People with Child-Pugh A liver cirrhosis, or a milder case, can safely undergo hepatitis C virus (HCV) treatment with AbbVie’s Viekira regimen (ombitasvir/paritaprevir/ritonavir; dasabuvir) or Technivie (ombitasvir/paritaprevir/ritonavir), with or without ribavirin.
Viekira contains the same medications as Technivie, plus the drug dasabuvir.
Publishing their findings in the Journal of Hepatology, researchers conducted an analysis of 12 Phase II or III clinical trials of the two regimens that included individuals with Child-Pugh A cirrhosis.
The analysis included the PEARL-1, AGATE-I and -II and GIFT-I and -II trials, in which people with genotype 1b, 2 and 4 of hep C received Technivie for 12, 16 or 24 weeks; the TURQUOISE-II -III and -IV, TOPAZ-I, -II and -III and TOPAZ-VA trials received the Viekira regimen for 12 or 24 weeks. In some treatment arms in these trials participants received ribavirin.
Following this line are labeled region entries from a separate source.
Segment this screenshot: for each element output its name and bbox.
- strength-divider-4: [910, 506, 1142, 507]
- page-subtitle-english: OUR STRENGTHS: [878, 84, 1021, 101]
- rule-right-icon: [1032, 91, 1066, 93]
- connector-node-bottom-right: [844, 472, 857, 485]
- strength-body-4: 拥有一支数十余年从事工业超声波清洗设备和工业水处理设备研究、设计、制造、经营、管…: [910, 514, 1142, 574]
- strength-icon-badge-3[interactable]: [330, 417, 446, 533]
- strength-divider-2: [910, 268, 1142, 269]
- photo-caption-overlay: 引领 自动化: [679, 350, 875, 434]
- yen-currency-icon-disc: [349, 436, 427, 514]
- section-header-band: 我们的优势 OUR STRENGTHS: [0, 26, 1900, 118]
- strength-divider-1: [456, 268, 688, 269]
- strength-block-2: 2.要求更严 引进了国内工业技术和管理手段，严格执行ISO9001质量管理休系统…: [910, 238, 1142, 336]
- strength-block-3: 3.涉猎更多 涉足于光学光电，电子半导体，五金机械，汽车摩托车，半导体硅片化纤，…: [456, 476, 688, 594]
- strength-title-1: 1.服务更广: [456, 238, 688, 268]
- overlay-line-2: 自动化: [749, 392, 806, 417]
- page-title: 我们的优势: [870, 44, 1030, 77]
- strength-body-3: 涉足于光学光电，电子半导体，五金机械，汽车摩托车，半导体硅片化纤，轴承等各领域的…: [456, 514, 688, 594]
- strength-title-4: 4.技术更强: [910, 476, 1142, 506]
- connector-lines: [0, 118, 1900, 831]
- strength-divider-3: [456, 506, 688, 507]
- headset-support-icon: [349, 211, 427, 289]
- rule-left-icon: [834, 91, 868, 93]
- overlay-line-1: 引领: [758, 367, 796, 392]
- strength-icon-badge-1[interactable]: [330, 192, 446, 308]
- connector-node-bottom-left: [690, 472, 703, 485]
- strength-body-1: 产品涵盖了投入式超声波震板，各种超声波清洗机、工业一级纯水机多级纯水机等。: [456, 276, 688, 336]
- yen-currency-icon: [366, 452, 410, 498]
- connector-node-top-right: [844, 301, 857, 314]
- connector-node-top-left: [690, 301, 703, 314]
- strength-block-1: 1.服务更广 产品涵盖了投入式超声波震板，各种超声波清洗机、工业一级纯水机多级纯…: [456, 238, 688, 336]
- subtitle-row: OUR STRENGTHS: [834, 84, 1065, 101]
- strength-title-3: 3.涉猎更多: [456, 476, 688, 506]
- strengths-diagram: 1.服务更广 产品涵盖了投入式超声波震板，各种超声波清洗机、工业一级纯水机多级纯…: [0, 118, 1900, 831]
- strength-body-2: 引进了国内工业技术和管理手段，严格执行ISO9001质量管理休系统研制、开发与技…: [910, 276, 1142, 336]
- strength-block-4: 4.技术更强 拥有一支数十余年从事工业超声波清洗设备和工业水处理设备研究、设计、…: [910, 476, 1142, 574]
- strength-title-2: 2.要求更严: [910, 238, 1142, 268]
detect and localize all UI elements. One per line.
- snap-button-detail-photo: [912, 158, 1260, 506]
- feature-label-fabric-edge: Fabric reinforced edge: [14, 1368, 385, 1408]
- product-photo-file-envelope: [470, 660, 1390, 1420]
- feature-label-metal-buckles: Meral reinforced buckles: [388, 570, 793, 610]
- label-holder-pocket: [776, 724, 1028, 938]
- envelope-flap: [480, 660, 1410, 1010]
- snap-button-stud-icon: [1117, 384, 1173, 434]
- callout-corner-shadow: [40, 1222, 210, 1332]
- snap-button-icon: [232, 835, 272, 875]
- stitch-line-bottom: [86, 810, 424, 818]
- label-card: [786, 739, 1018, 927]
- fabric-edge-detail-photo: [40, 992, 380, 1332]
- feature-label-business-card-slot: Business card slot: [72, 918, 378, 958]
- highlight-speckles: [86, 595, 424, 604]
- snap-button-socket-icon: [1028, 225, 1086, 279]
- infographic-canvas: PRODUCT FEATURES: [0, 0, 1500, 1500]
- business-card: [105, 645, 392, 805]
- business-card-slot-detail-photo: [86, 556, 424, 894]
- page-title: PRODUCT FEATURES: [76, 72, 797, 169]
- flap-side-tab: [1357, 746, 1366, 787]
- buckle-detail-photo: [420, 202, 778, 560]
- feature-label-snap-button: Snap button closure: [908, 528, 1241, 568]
The pooled safety analysis included 1,066 people with cirrhosis. A total of 31.1 percent were treated with Technivie with or without ribavirin while 68.9 percent were treated with the Viekira regimen with or without ribavirin. A total of 32.5 percent of the cohort members were female and 17.4 percent were age 65 or older. The median body-mass index was 27.2. Eighty-two percent of the cohort had genotype 1 of hep C. Forty-five percent were being treated for the virus for the first time.
According to the Child-Pugh scoring system, a score of 5 or 6 indicates Child-Pugh A cirrhosis, or an 85 percent chance of surviving for two years; a score of 7 to 9 indicates Child-Pugh B cirrhosis, or a 57 percent chance of surviving for two years; and a score of 10 to 15 indicates Child-Pugh C cirrhosis, or a 35 percent chance of surviving for two years.
Before treatment, 85.6 percent of the study cohort had a Child-Pugh score of 5, 12.5 percent had a score of 6 and 1.8 percent had a score of 7 or 8.
The rates of indicators of decompensated, or more advanced, cirrhosis were very low: a respective 0.3 percent, 0.4 percent and 8.5 percent had a history of ascites, hepatic encephalopathy or esophageal varices.
On treatment, only a respective 5.3 percent and 2.2 percent of the study cohort experienced serious adverse health events that led them to stop treatment.
Just 13 individuals, or 1.2 percent of the total cohort, experienced a new adverse health event while on treatment that was consistent with decompensated cirrhosis, including eight cases of ascites, four cases of esophageal variceal hemorrhage and two cases of hepatic encephalopathy. Eleven of these individuals received ribavirin. This rate of development of decompensated cirrhosis was similar to rates seen previously in untreated individuals.